Sarah, who grew up in a military family and changed schools many times, knows from experience as both educator and student the importance of knowing a student’s military background. Limited contact in a virtual or hybrid classroom may make it more difficult to get to know students, so the more information a teacher has, the better. Knowing a student has attended multiple schools lets the teacher know to look out for potential gaps and overlaps in curriculum or learning.

Limited contact in a virtual or hybrid classroom may make it more difficult to get to know students, so the more information a teacher has, the better.

After classes begin, parents can support teachers by encouraging their students to engage fully in their new classes, whether virtually or in person.

“Work with your child, encourage them to participate,” says Becky. “Make sure your child is holding up their end of the bargain, getting work done, attending virtual or real classes.
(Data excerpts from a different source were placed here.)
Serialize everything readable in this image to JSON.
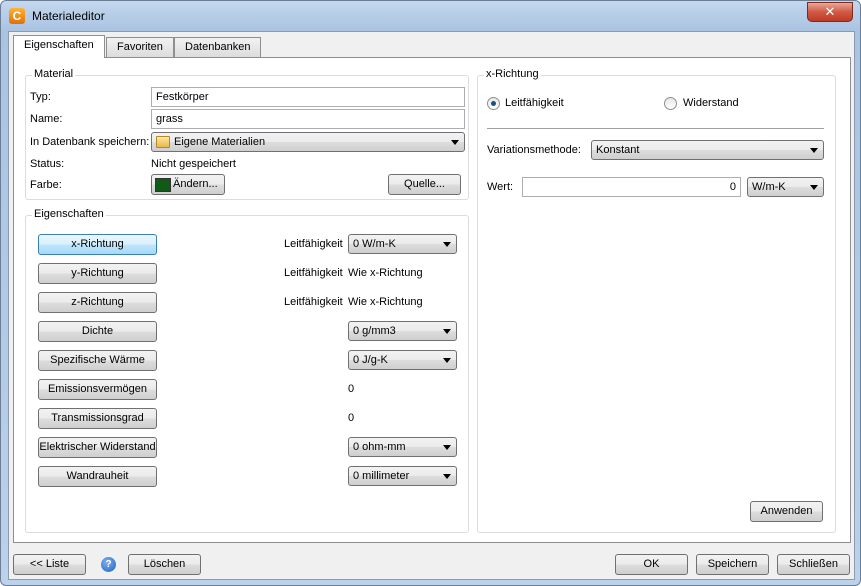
{
  "window": {
    "title": "Materialeditor",
    "close_label": "✕"
  },
  "tabs": [
    {
      "label": "Eigenschaften",
      "active": true
    },
    {
      "label": "Favoriten",
      "active": false
    },
    {
      "label": "Datenbanken",
      "active": false
    }
  ],
  "material": {
    "group_title": "Material",
    "type_label": "Typ:",
    "type_value": "Festkörper",
    "name_label": "Name:",
    "name_value": "grass",
    "db_label": "In Datenbank speichern:",
    "db_value": "Eigene Materialien",
    "status_label": "Status:",
    "status_value": "Nicht gespeichert",
    "color_label": "Farbe:",
    "color_button": "Ändern...",
    "color_value": "#0f5a16",
    "source_button": "Quelle..."
  },
  "properties": {
    "group_title": "Eigenschaften",
    "rows": [
      {
        "button": "x-Richtung",
        "label": "Leitfähigkeit",
        "value": "0 W/m-K",
        "control": "combo",
        "selected": true
      },
      {
        "button": "y-Richtung",
        "label": "Leitfähigkeit",
        "value": "Wie x-Richtung",
        "control": "text"
      },
      {
        "button": "z-Richtung",
        "label": "Leitfähigkeit",
        "value": "Wie x-Richtung",
        "control": "text"
      },
      {
        "button": "Dichte",
        "label": "",
        "value": "0 g/mm3",
        "control": "combo"
      },
      {
        "button": "Spezifische Wärme",
        "label": "",
        "value": "0 J/g-K",
        "control": "combo"
      },
      {
        "button": "Emissionsvermögen",
        "label": "",
        "value": "0",
        "control": "text"
      },
      {
        "button": "Transmissionsgrad",
        "label": "",
        "value": "0",
        "control": "text"
      },
      {
        "button": "Elektrischer Widerstand",
        "label": "",
        "value": "0 ohm-mm",
        "control": "combo"
      },
      {
        "button": "Wandrauheit",
        "label": "",
        "value": "0 millimeter",
        "control": "combo"
      }
    ]
  },
  "xdir": {
    "group_title": "x-Richtung",
    "radio_conductivity": "Leitfähigkeit",
    "radio_resistance": "Widerstand",
    "selected": "Leitfähigkeit",
    "variation_label": "Variationsmethode:",
    "variation_value": "Konstant",
    "value_label": "Wert:",
    "value_value": "0",
    "unit_value": "W/m-K",
    "apply_button": "Anwenden"
  },
  "footer": {
    "list_button": "<< Liste",
    "help_icon": "?",
    "delete_button": "Löschen",
    "ok_button": "OK",
    "save_button": "Speichern",
    "close_button": "Schließen"
  }
}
Teachers may feel deflated when they are trying to reach students virtually and don’t get a response back.”

Sarah will be teaching in person and will have students attending online as well.

“I am going to have to encourage those who are doing school at home to remember that they are in school,” she says. “I can only help students if they show up.”

Both students and teachers may struggle with the virtual environment, especially when it comes to getting to know one another, says Becky.

“Teachers want to be with kids, to build relationships. So much is missing when you’re doing it virtually. This is hard for them too,” she says. Becky offers a few more ideas for ways to show support for teachers while advocating for students:

  • Extend extra grace, patience, and understanding whenever you can. Remember, everyone is traveling a new path together, and everyone is feeling more uncertainty and stress than usual.
  • Let teachers know you are there to support them. Ask how you can support them and offer to share your areas of expertise or time if you are able.
  • If you have concerns about your child, talk to the teacher, and don’t hesitate to reach out to school mental health resources as well: a counselor, social worker, or psychologist.
  • Keep teachers informed about difficulties, whether technical, personal, or academic.
  • When emailing a teacher about an issue or to request a time to talk, give the teacher 24 to 48 hours to respond. They may not be able to respond during non-class hours when they are at home caring for their families.
  • Send teachers random notes and emails of gratitude and support. Let them know what is working well for your student and when you appreciate what they are doing.

“Remember that many of us are parents too,” says Sarah. “We came into this profession because we love kids. This is a super weird and stressful time for everyone. When we enter into community with anyone, the best default is to trust. … I want what parents want—the best for their kids. If we can keep an open dialogue, things will start better.”

Terri Barnes is the mother of three military children who attended a combined twenty-seven schools, K-12. She is the author of  Spouse Calls: Messages from a Military Life and editor of  Seasons of My Military Student: Practical Ideas for Parents and Teachers.